Despite its problems, Libya can still be an attractive country for investment, provided you know what you’re getting into. The security situation in the country will continue to be the major challenge, but even so, Richard Griffiths still considers Libya a great place to be. Says Griffiths: “Libya has been on a very long path to developing systems for trade and business. The period of establishing a government is now over and the process of rebuilding and developing is now underway. The timing for direct engagement is starting.”

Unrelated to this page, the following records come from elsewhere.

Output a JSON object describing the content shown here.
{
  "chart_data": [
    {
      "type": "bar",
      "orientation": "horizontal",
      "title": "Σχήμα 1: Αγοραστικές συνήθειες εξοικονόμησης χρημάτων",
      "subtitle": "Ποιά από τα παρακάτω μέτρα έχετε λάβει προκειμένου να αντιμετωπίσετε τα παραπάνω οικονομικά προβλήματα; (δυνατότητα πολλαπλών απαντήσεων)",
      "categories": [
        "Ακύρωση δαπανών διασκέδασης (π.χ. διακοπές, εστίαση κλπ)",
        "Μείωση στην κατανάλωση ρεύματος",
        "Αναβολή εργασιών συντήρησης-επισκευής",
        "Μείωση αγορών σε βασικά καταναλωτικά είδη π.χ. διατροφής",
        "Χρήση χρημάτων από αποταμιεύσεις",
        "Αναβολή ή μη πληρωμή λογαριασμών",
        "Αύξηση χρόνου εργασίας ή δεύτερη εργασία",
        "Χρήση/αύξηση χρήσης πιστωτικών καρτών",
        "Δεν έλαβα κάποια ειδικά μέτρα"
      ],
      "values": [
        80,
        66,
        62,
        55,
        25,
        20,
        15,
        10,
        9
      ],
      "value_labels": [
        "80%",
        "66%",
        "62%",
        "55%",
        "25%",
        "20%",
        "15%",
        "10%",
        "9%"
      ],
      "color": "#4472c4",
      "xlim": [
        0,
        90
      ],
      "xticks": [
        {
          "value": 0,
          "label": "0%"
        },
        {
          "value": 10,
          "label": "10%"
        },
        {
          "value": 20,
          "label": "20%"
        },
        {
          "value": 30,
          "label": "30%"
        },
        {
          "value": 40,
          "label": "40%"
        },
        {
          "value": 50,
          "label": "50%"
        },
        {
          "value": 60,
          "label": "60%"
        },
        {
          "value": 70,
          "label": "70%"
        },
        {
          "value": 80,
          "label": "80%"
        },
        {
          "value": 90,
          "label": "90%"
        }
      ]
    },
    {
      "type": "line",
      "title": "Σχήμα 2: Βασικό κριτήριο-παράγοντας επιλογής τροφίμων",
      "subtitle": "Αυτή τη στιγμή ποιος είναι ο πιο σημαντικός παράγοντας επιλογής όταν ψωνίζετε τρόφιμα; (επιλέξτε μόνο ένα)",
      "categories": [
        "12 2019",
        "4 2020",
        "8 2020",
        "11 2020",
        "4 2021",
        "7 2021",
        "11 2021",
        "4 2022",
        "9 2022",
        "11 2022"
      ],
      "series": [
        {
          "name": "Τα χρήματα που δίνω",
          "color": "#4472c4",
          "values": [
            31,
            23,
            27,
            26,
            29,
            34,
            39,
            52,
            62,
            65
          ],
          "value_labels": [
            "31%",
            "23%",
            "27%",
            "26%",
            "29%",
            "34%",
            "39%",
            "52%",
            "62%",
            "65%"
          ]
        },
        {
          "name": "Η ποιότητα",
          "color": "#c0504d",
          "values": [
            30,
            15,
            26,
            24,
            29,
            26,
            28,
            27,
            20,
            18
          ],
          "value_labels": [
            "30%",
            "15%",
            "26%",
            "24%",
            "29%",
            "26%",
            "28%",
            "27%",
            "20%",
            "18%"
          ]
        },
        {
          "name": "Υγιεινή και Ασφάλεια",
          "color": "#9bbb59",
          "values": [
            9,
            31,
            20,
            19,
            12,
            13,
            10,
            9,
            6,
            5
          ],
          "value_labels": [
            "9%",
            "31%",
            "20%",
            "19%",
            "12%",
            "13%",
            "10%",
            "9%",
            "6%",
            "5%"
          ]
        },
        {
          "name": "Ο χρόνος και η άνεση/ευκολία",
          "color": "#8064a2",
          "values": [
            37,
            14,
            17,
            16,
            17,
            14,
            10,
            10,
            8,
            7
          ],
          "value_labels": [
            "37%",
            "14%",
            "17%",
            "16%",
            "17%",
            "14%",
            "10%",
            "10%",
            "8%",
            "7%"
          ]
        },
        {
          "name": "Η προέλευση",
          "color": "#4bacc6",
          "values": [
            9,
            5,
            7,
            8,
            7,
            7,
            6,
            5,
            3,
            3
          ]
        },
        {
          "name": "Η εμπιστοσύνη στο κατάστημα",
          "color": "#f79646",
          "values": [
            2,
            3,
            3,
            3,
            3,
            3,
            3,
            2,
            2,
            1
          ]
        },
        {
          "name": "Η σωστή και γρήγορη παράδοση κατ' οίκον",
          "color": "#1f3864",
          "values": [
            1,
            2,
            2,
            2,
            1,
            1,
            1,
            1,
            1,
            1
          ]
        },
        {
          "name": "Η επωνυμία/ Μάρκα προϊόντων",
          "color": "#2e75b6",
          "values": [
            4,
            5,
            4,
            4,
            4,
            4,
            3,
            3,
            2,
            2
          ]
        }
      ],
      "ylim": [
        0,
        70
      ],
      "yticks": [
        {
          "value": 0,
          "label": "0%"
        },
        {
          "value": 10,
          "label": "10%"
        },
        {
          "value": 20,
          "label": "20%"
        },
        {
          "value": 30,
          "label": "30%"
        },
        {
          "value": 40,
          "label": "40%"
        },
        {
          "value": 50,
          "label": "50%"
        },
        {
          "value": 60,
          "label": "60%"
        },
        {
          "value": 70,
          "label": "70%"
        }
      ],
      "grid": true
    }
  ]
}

Participating in Libya’s transformation could be very lucrative for the investor willing to take on his or her fair share of risk, but for the country, this current phase of change is about much more than making money. After its revolution, Libya has a real chance to do things right. Stable and effective governance will provide the economic conditions businesses need to flourish and create the jobs needed to keep a large segment of the population between the ages 18 to 35 – especially young men— from releasing their frustration by joining groups like Al-Qaeda in the Islamic Maghreb (AQIM). Women – the segment of the population whose worth is most often underestimated – must also be empowered if Libya’s new economy is to take-off. Following the erasure of the Qaddafi regime, there is strong hope for real social and economic change. A liberated Libya is a bright business prospect indeed.